Some who’ve climbed Everest suffer depression afterwards, haunted by the sense that life will never again be so thrilling. But Sherpa feels no wistfulness. While affluent foreign visitors are “climbing for dreams,” he explains, “we are working to make money.” (With a guide’s practicality, he notes that “the Americans are better tippers than Israelis or French.”)

Whatever their motive, all who climb Everest face the same dangers. Though about 4,000 people have climbed the mountain, more than 250 people have died in the attempt. This spring, in the deadliest day in Everest history, sixteen Nepali guides were killed in an avalanche.

Sherpa juggles his unconventional career with efforts to help his family’s village. With financial support from wealthy Americans he met through his work, he arranged for a team of dentists to work there for a week in 2008 (Mulepati translated for them). He also helped arrange construction of a village school.

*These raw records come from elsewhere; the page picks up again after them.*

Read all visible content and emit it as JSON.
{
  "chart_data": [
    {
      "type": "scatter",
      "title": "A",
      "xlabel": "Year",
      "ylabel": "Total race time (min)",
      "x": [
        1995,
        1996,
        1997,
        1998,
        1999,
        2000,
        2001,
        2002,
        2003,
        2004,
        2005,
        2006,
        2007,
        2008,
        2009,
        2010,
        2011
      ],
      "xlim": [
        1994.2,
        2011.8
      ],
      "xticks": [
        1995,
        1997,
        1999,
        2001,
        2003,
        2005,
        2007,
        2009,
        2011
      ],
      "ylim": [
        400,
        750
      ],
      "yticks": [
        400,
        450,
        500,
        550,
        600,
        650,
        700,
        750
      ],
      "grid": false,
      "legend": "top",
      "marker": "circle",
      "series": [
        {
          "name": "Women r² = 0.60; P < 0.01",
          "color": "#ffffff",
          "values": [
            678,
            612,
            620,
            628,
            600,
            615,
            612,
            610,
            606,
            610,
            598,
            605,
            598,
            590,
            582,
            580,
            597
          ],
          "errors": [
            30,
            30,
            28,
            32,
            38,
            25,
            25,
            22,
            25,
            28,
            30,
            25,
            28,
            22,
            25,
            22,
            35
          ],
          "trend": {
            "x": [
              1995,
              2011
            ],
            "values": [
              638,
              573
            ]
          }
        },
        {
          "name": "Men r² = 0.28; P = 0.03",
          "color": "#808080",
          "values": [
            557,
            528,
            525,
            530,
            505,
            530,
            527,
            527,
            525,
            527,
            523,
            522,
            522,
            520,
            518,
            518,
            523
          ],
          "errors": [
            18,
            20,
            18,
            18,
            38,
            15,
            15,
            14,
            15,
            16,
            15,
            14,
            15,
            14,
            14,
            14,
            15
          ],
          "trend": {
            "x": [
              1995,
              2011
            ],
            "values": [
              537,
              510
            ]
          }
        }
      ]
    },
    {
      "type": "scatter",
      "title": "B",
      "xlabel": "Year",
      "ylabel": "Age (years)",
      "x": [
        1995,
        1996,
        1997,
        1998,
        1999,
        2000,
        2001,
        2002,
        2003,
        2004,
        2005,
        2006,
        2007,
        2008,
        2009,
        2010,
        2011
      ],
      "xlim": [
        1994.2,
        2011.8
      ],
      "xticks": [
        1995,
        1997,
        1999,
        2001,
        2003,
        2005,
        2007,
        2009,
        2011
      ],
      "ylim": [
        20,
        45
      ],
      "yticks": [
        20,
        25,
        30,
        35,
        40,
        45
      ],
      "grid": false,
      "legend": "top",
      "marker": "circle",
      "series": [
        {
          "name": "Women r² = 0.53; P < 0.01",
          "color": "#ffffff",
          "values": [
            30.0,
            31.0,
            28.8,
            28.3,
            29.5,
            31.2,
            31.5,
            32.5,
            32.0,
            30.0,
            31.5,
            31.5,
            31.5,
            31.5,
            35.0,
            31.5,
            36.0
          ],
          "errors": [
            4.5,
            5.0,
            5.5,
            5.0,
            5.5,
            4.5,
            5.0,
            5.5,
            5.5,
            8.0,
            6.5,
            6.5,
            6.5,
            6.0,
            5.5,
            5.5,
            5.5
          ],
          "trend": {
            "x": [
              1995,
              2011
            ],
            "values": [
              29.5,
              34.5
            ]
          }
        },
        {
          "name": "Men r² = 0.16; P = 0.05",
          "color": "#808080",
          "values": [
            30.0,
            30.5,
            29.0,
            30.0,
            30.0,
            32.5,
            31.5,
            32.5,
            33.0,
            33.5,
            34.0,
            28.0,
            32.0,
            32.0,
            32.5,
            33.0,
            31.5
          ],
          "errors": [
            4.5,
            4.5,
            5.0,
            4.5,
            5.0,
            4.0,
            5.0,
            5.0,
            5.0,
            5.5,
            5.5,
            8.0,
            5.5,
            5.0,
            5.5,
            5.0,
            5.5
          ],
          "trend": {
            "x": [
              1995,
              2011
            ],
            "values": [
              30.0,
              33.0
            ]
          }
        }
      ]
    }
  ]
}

His current project is his most ambitious: bringing modern stoves to all the homes in the village, replacing the smoky open fireplaces that cause many respiratory problems. Last month, he was leading a trek of project donors into his hometown. Presently, there’s funding for about fifty stoves, enough for about half the village.

Mulepati Skypes daily with her parents back home; Sherpa talks to his parents about once a month. He has thought about bringing his parents here so, as they age, they can enjoy modern conveniences and good health care. But he has observed other situations where older Nepalese arrivals are unbearably lonely in the States, despite their children’s efforts. He believes they will remain in their home–but now with a smokeless stove.

For their part, the couple married on Everest have adapted easily to American ways, while holding to their own traditions. They speak Nepalese to Pelzom, who learned English easily at her preschool. They have both Buddhist and Hindu shrines in their home, and they are active in Ann Arbor’s tiny Nepalese community, enjoying Nepalese holidays together.

The couple have their green cards, permitting them to live and work in the United States, but are not yet citizens. When her mother mentions this, Pelzom, who was born here, suddenly asks, “I’m an American citizen, aren’t I?” Assured that she is, she smiles.